Personalisation platforms do this by building a deep understanding of every product in an online store and every visitor that interacts with it. They are able to hone in on each shopper’s online activity – what brought them to the site, what they browse and engage with – and run these data signals through powerful self-learning algorithms to predict which products individuals are most likely to be interested in. The more customer journeys that are analysed, the better the technology gets at showing people the most relevant products.

Importantly, this is not just about making recommendations based on a customer’s past purchases – which often serves to irritate shoppers by showing items they were interested in before. Customers’ tastes evolve and so should the recommendations. The most effective approaches to personalisation are focused on suggesting relevant products in real-time – based on what a shopper is currently doing on the site.

Integrate user generated content to provide authenticity and reassurance

When splashing out on expensive luxury goods, shoppers are more likely to make a purchase if they are reassured by their peers that they’re making the right choice.

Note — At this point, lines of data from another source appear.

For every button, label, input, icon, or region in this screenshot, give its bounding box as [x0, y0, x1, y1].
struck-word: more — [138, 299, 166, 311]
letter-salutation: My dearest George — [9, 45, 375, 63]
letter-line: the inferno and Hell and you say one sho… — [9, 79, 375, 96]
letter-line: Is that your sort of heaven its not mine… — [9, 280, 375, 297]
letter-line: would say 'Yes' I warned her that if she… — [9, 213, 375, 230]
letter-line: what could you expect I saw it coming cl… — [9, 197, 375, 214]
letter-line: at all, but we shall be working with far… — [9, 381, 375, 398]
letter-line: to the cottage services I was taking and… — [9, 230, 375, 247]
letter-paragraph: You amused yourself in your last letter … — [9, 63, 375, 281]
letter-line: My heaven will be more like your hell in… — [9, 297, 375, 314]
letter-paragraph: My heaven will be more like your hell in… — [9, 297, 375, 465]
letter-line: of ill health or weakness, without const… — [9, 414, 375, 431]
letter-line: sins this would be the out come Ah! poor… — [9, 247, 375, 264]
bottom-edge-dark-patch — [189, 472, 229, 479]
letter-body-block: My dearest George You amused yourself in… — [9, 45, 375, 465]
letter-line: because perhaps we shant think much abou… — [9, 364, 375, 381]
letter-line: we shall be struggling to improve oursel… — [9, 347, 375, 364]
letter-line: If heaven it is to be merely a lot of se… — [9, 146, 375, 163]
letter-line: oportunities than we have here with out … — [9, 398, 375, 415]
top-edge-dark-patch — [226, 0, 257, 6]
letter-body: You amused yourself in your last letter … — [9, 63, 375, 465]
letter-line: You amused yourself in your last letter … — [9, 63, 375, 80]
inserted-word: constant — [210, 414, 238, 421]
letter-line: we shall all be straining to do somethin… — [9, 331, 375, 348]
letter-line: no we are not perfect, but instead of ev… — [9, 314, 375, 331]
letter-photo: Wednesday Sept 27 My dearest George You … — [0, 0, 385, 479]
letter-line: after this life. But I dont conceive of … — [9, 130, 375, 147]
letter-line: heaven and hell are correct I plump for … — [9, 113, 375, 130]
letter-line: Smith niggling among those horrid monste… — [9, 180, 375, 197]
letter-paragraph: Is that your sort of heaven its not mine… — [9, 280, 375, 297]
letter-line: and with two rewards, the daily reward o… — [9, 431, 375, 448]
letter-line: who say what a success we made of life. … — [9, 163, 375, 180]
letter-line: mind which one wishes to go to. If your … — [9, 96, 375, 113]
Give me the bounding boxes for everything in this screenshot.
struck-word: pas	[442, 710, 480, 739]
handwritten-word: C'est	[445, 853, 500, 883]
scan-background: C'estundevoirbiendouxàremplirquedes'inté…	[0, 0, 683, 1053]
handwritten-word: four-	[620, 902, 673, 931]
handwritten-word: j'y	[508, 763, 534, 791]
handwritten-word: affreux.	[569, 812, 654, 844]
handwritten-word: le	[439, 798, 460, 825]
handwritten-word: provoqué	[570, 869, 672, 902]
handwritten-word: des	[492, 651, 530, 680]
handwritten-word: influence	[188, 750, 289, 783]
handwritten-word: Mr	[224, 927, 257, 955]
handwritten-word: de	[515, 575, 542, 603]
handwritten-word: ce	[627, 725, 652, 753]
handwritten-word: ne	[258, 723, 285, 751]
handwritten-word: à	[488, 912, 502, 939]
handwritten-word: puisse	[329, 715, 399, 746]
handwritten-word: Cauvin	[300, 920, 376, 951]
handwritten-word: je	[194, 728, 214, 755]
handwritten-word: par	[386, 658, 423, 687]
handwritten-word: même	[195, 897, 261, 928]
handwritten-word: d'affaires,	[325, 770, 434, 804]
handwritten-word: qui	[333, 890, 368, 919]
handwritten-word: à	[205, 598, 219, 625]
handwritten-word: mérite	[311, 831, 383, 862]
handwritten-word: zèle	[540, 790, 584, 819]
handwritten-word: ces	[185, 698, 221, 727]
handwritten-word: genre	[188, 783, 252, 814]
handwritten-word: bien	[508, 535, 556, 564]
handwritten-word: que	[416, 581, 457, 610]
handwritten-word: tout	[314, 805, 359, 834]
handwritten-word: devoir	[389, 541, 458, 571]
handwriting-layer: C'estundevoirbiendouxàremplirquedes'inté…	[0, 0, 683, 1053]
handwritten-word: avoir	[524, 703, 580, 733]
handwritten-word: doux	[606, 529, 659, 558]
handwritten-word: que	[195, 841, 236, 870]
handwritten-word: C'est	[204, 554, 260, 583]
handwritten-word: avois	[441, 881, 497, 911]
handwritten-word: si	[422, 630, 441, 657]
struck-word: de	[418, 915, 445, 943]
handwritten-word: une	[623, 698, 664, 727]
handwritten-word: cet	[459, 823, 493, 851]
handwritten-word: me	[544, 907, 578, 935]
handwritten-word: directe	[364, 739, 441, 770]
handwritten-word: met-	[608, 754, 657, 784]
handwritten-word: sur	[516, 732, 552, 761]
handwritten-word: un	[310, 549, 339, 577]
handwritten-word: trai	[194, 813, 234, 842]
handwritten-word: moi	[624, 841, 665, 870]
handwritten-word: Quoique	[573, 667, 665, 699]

This is where User Generated Content (UGC) – such as reviews and authentic photos of products being used by real customers – can help. Research suggests that nearly one-in-three online shoppers (32 percent) engages with this kind of user content and 55 percent of those who have made a purchase reveal they have done so.

Importantly, 77% of online shoppers say their purchase decisions are more influenced by authentic photos from customers than professional photos.

So it’s important to integrate relevant, high quality, UGC throughout the online shopping journey. It can help build trust, validation, and ultimately encourage sales.

Nurture the customer throughout the decision journey

In our experience of working with thousands of online retailers, customers typically visit a website five times before making a purchase. For more involved purchases such as luxury goods, it could well be more.

So there’s a need to nurture customers throughout a potentially long decision-making journey, bringing them back a number of times to browse and ponder over relevant products until they’re really sure of their choice. In every visit, their experience should reflect how well you’ve come to know and appreciate them.

Social media can play an important role here. For example, by analysing visitors’ online behaviour – what pages they lingered on longest, the searches they performed, etc – it’s possible to create highly personalised, automatically triggered retargeting campaigns through Facebook or Instagram. Customers can be targeted with product ads showing similar or related items to those they’ve shown interest in for example, or shown the top- trending real-time, best sellers in the category they were looking at.

A similar technique can be used to lure back indecisive customers who put products in their baskets, but never completed their purchase. An abandoned cart is a strong indicator of purchase intent, so if customers can be brought back through powerful, relevant retargeting there’s a high chance of closing a sale.

Add value by up and cross-selling

In a luxury store, knowledgeable assistants add value – and potentially increase the average spend on a purchase – by advising when there’s a newer model or an upgraded version of the item that customers are looking at. They can also introduce customers to just the right complementary products or accessories to go with their main purchase.

In an online environment it’s harder to do this, but it’s still possible. Personalisation technology can be configured to show the most relevant alternatives and complementary items using on-site recommendations and pop-ups. An effective way of showcasing a broad range of alternatives and complementary goods is when a shopper is using the on-site ‘product search’ facility. Leverage the keywords used within search to identify and recommend similar items

Alternatively, the perfect range of accessories or complementary items can be highlighted just before the checkout stage.

Ultimately, forward- thinking, luxury retailers understand that continued digital innovation is vital to their success. Those luxury brands that use the smartest available technology to recreate the best elements of a bricks and mortar retail experience online can expect a bright future.